Monday, May 21, 2012
Boot camp summer
Well as I said the count down has begun! Friday is our first day of summer! Actually I am one of those crazy moms who love the summer. Not only do I enjoy the warm weather and swimming, I like having everyone home. I also enjoy all the free time, no HW and not having to run the kids back and forth to school.
I read an article the other day about not letting technology take over family life. It really hit me because I am not very social. It took me awhile to get a smart phone and iPad, but once I did I understood what all the fuss was about. I LOVE it. I'm as addicted as a teenager! My virtual life is amazing and satisfying. I'm not the type of person that needs to be around people. Maybe it's because I am never alone since I have a large family, or it's just in my nature from growing up as an only child. I love to be alone.
Ok, back to the article. It was saying how all this technology might be hampering our ability to empathize, that kids are having a hard time reading body language, resolving conflicts or feeling compassion for their real life friends. That we need to help our children maintain a balance between actual friends and online friends.

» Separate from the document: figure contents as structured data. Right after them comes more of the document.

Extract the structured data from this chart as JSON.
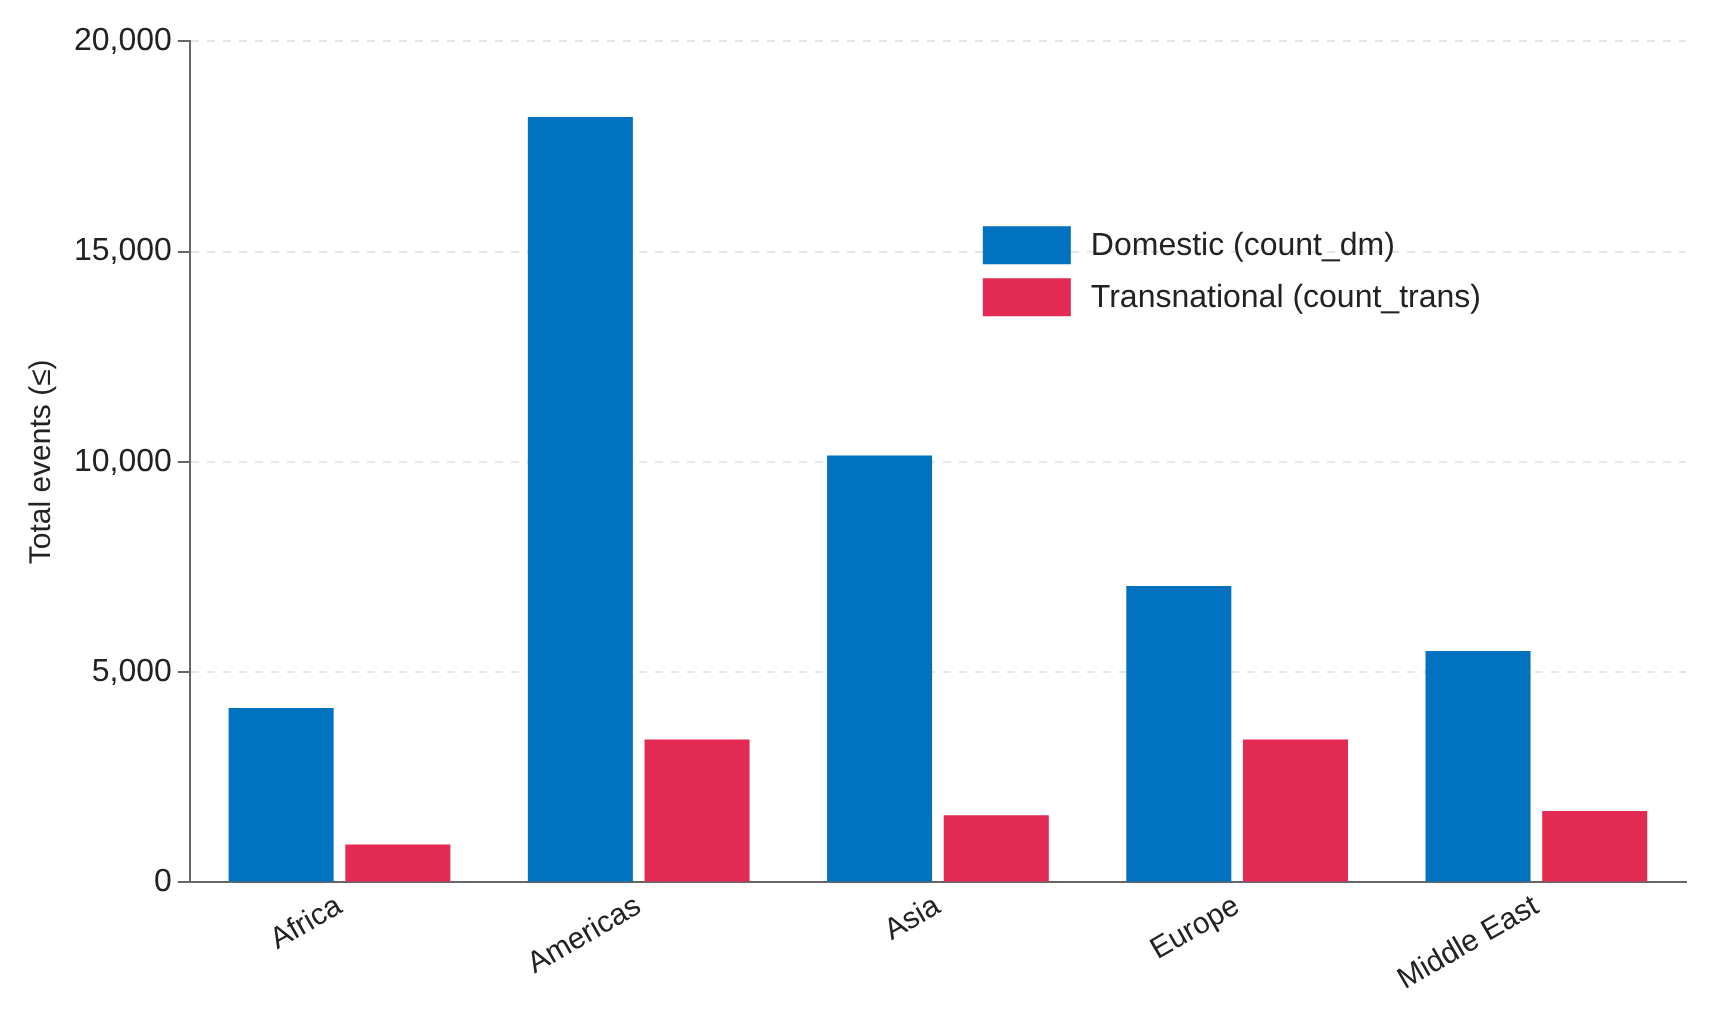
{
  "chart_data": {
    "type": "bar",
    "ylabel": "Total events (≤)",
    "categories": [
      "Africa",
      "Americas",
      "Asia",
      "Europe",
      "Middle East"
    ],
    "series": [
      {
        "name": "Domestic (count_dm)",
        "color": "#0072c0",
        "values": [
          4150,
          18200,
          10150,
          7050,
          5500
        ]
      },
      {
        "name": "Transnational (count_trans)",
        "color": "#e32a52",
        "values": [
          900,
          3400,
          1600,
          3400,
          1700
        ]
      }
    ],
    "ylim": [
      0,
      20000
    ],
    "yticks": [
      {
        "value": 0,
        "label": "0"
      },
      {
        "value": 5000,
        "label": "5,000"
      },
      {
        "value": 10000,
        "label": "10,000"
      },
      {
        "value": 15000,
        "label": "15,000"
      },
      {
        "value": 20000,
        "label": "20,000"
      }
    ],
    "grid": "y",
    "legend": "top right"
  }
}
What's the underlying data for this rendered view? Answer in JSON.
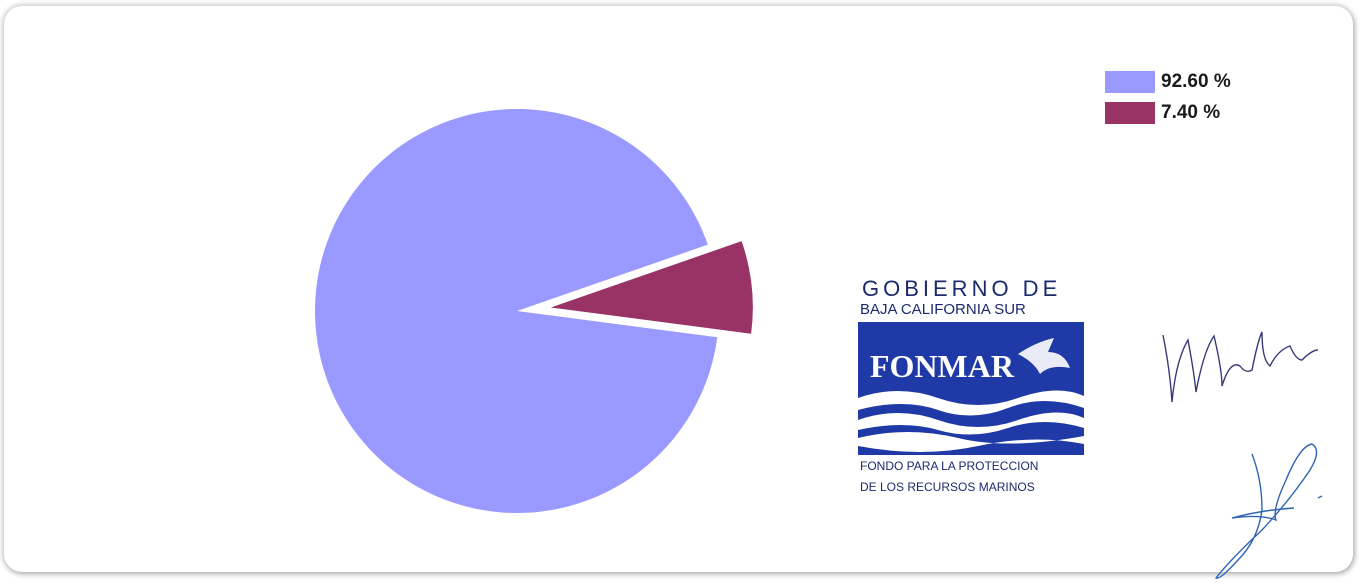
{
  "chart_data": {
    "type": "pie",
    "values": [
      92.6,
      7.4
    ],
    "colors": [
      "#9999ff",
      "#993366"
    ],
    "exploded": [
      false,
      true
    ],
    "legend": {
      "placement": "top-right",
      "entries": [
        "92.60 %",
        "7.40 %"
      ]
    }
  },
  "logo": {
    "line1": "GOBIERNO DE",
    "line2": "BAJA CALIFORNIA SUR",
    "wordmark": "FONMAR",
    "line3": "FONDO PARA LA PROTECCION",
    "line4": "DE LOS RECURSOS MARINOS"
  },
  "signatures": [
    "handwritten-signature-1",
    "handwritten-signature-2"
  ]
}
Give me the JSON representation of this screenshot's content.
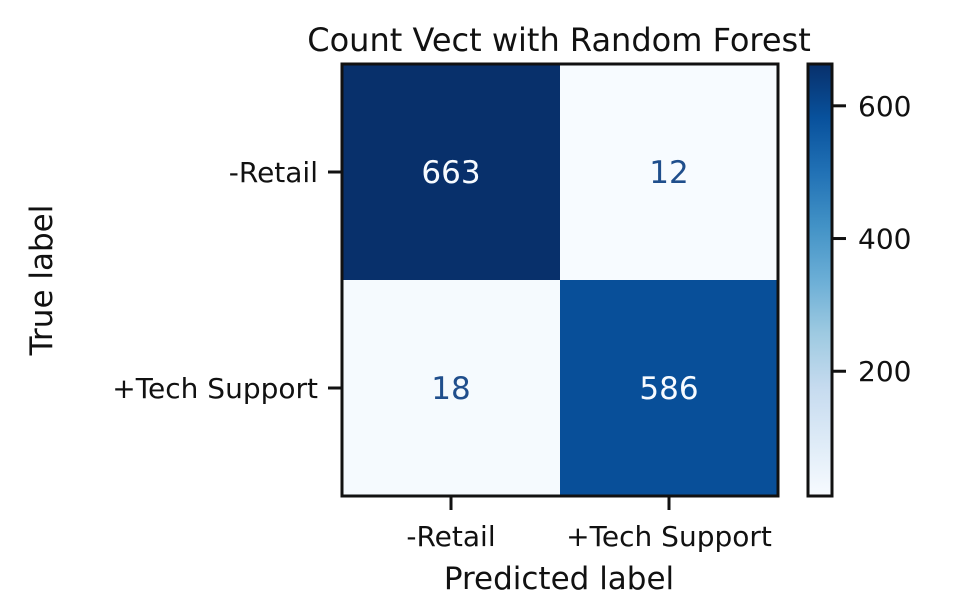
{
  "chart_data": {
    "type": "heatmap",
    "title": "Count Vect with Random Forest",
    "xlabel": "Predicted label",
    "ylabel": "True label",
    "x_categories": [
      "-Retail",
      "+Tech Support"
    ],
    "y_categories": [
      "-Retail",
      "+Tech Support"
    ],
    "matrix": [
      [
        663,
        12
      ],
      [
        18,
        586
      ]
    ],
    "colorbar": {
      "min": 12,
      "max": 663,
      "ticks": [
        200,
        400,
        600
      ],
      "colormap": "Blues"
    },
    "colors": {
      "dark": "#08306b",
      "high": "#08519c",
      "low": "#f7fbff",
      "text_light": "#f7fbff",
      "text_dark": "#1f4e8c"
    }
  }
}
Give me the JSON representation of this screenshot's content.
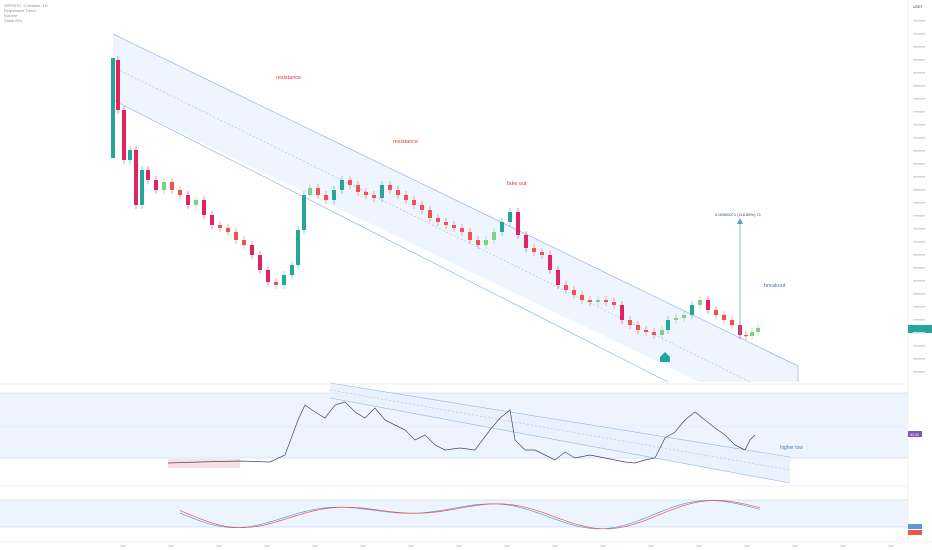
{
  "legend": {
    "lines": [
      "XRP/BTC, Coinbase, 1D",
      "Regression Trend",
      "Volume",
      "Stoch RSI"
    ]
  },
  "price_axis": {
    "currency": "USDT",
    "current_label": "",
    "marker_color": "#26a69a"
  },
  "rsi_axis": {
    "current_label": "53.30",
    "marker_color": "#7e57c2"
  },
  "stoch_axis": {
    "current_label": "",
    "marker_color_blue": "#5b9bd5",
    "marker_color_red": "#ef5350"
  },
  "annotations": {
    "resistance_1": "resistance",
    "resistance_2": "resistance",
    "fake_out": "fake out",
    "breakout": "breakout",
    "measure": "0.00000071 (116.89%) 71",
    "higher_low": "higher low"
  },
  "colors": {
    "up": "#26a69a",
    "down": "#ef5350",
    "up_strong": "#7bd47f",
    "down_strong": "#e0245e",
    "channel_fill": "#e8f1fd",
    "channel_line": "#90b8ea",
    "rsi_line": "#4b3f72",
    "rsi_band": "#e8f1fd",
    "annotation_red": "#e53935",
    "annotation_blue": "#4a76c9",
    "stoch_k": "#5b9bd5",
    "stoch_d": "#ef5350"
  },
  "chart_data": {
    "type": "candlestick",
    "title": "",
    "series": [
      {
        "name": "price",
        "values": [
          100,
          92,
          84,
          80,
          88,
          76,
          70,
          72,
          64,
          60,
          58,
          54,
          50,
          48,
          44,
          46,
          52,
          58,
          60,
          56,
          50,
          48,
          44,
          40,
          36,
          30,
          26,
          20,
          24,
          30,
          36,
          42,
          50,
          58,
          66,
          70,
          72,
          68,
          64,
          60,
          56,
          54,
          52,
          50,
          46,
          44,
          40,
          38,
          36,
          34,
          30,
          28,
          30,
          34,
          28,
          24,
          20,
          16,
          14,
          12,
          10,
          8,
          6,
          4,
          2,
          0,
          -2,
          -4,
          -6,
          -4,
          -2,
          0,
          4,
          6,
          4,
          2,
          0,
          -2,
          -4,
          -6,
          -8,
          -4,
          2,
          6
        ]
      }
    ]
  }
}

I realized that I'm an adult. I have the freedom to choose who to spend time with, when and how often. I know what I need and how to act in social situations. But my kids do not. They have to deal with kids alll day, every day. A huge part of parenting for me is teaching them coping skills. Well this now is equally important. I will sacrifice some screen time, to show my kids about balance, and spending time together. Another good tip is to have your children look at you when you are talking. Im actually guilty of checking my phone in front of someone. How rude! It could definitely wait a couple of minutes until the person is done talking.
This is what I've come up with. We will eat breakfast, lunch, and dinner together screen free. We will swim together, and play something together everyday. I will let them have friends over. We will talk more about feelings. I will be empathetic with them so they will see what it is! When the older ones are out, a text won't be enough. They need to call me so I can hear their voice. (not to mention the background noise) I also think its important to use real words. Again, I am guilty of this as well, but I realize now how uneducated this generation is sounding. If something bad or sad happens, I don't think a frown face is enough. Use words, kind encouraging ones. It's amazing how easy it is to be so LAZY! You know what else this mama is bringing back? Complete sentences, and please and thank you. Why is it I have toddlers who know how to ask for something, yet my older children get away with barely asking?
So my kids are going to have what I like to call boot camp summer. How I fell into such a pattern of lazy parenting, I'm not sure. But I can tell you this mama is so TIRED of it!! Of course now that I said all this, hell will break loose, and I will be tested to the max!